Il reste quelques petits bugs mais c’est déjà largement utilisable donc je l’ai mis en ligne.
Notez que vous avez la ‘psalmodie complémentaire’ (c’est à dire : les psaumes graduels) en fin de page, pour chacun des offices. En effet, pour rappel, concernant Liturgia horarum, c’est à dire le « bréviaire » à usage séculier, seule une des trois « petites heures » est d’obligation canonique, donc si on en récite une de plus ou même les trois (ce qui est fortement encouragé), on peut choisir de prendre les psaumes complémentaires, qu’on appelle « graduels » ou « des montées » puisque c’étaient les psaumes chantés lors des pèlerinages vers Jérusalem.
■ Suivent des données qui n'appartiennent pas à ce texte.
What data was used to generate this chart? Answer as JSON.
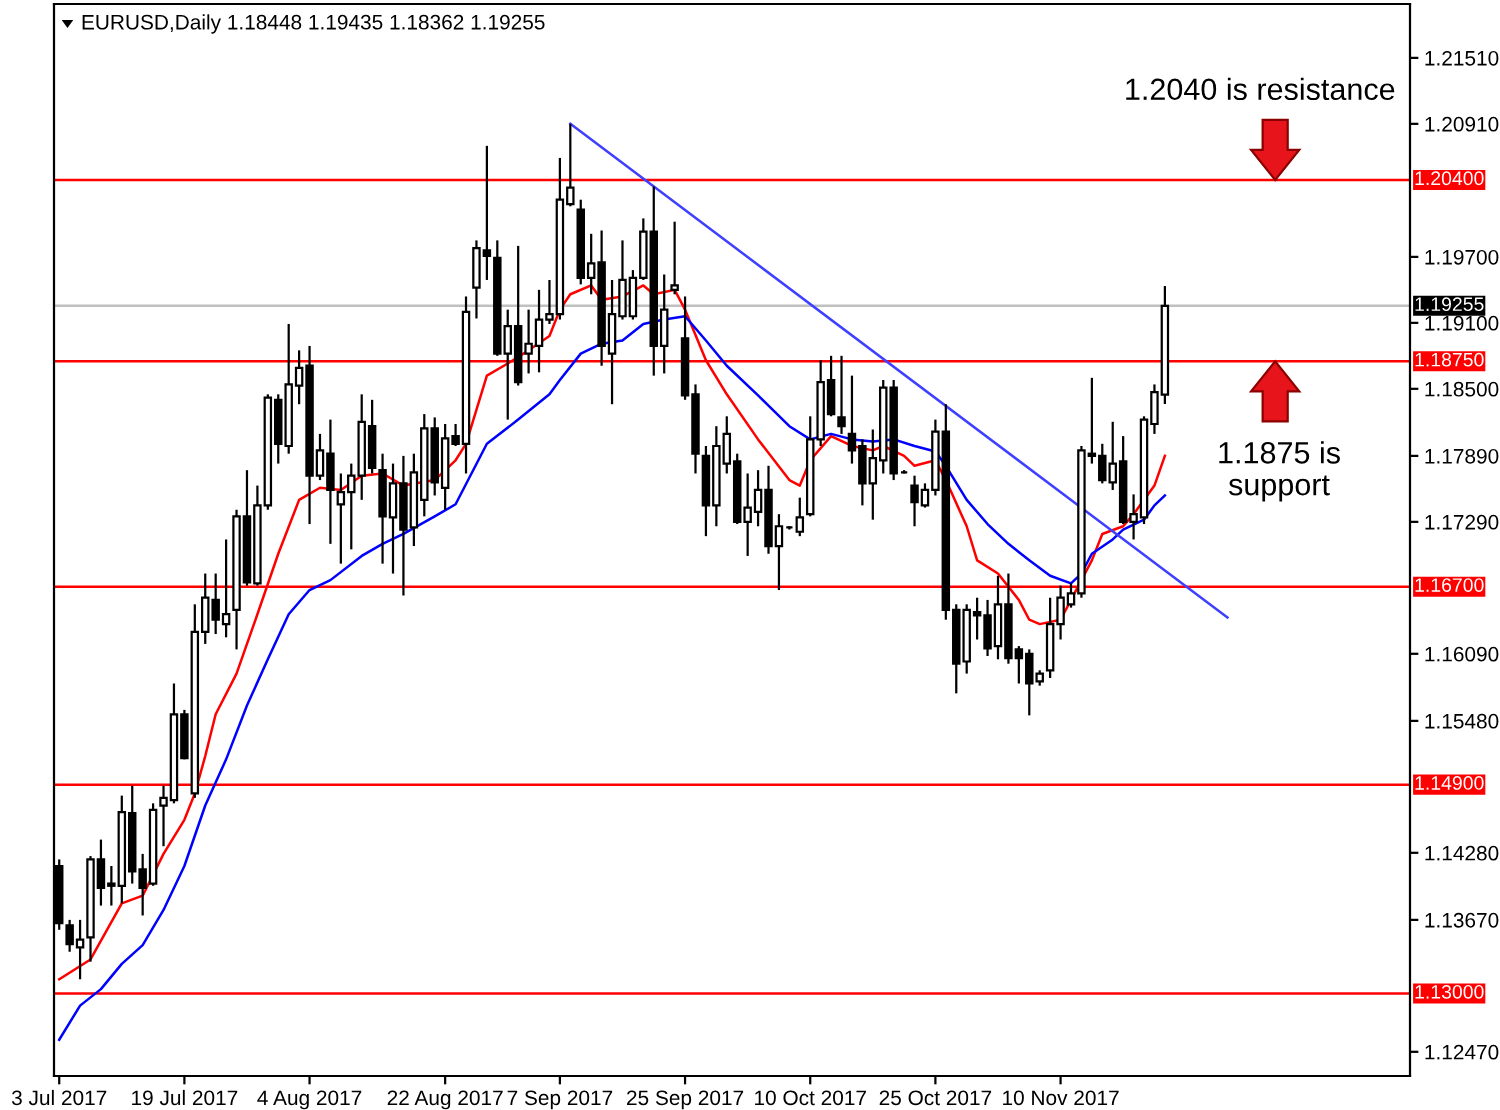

A noter également que cette appellation s’est transmise pour les répons de la messe (du même nom) qui dans l’antiquité, se chantaient sur les « degrés » de l’autel, la plupart du temps par des solistes. Beaucoup de versets des « répons graduels » sont réputés être tirés de ces psaumes, si bien que les répons en question ont fini par être désignés simplement « graduels ». Vous ne le savez peut être pas, mais autrefois, avant la réforme liturgique qui a largement supprimé des pans entiers du répertoire chanté de la Messe (je précise : je parle bien de la réforme du Concile de Trente…) on chantait parfois beaucoup plus de versets que le seul qui subsiste aujourd’hui dans nos livres officiels de chant. Les manuscrits de l’époque carolingienne l’attestent.
A noter enfin qu’étant parmi les pièces réputés les plus difficiles de la messe, ces versets de « graduels » ont également donné leur nom au livre lui même dans lequel il y a l’ensemble des chants propres de la Messe (le Liber Gradualis).
En réalité, l’étymologie exacte de ces différentes appellations qui semblent liées est assez largement discutée. Ces explications sont donc à prendre cum grano salis.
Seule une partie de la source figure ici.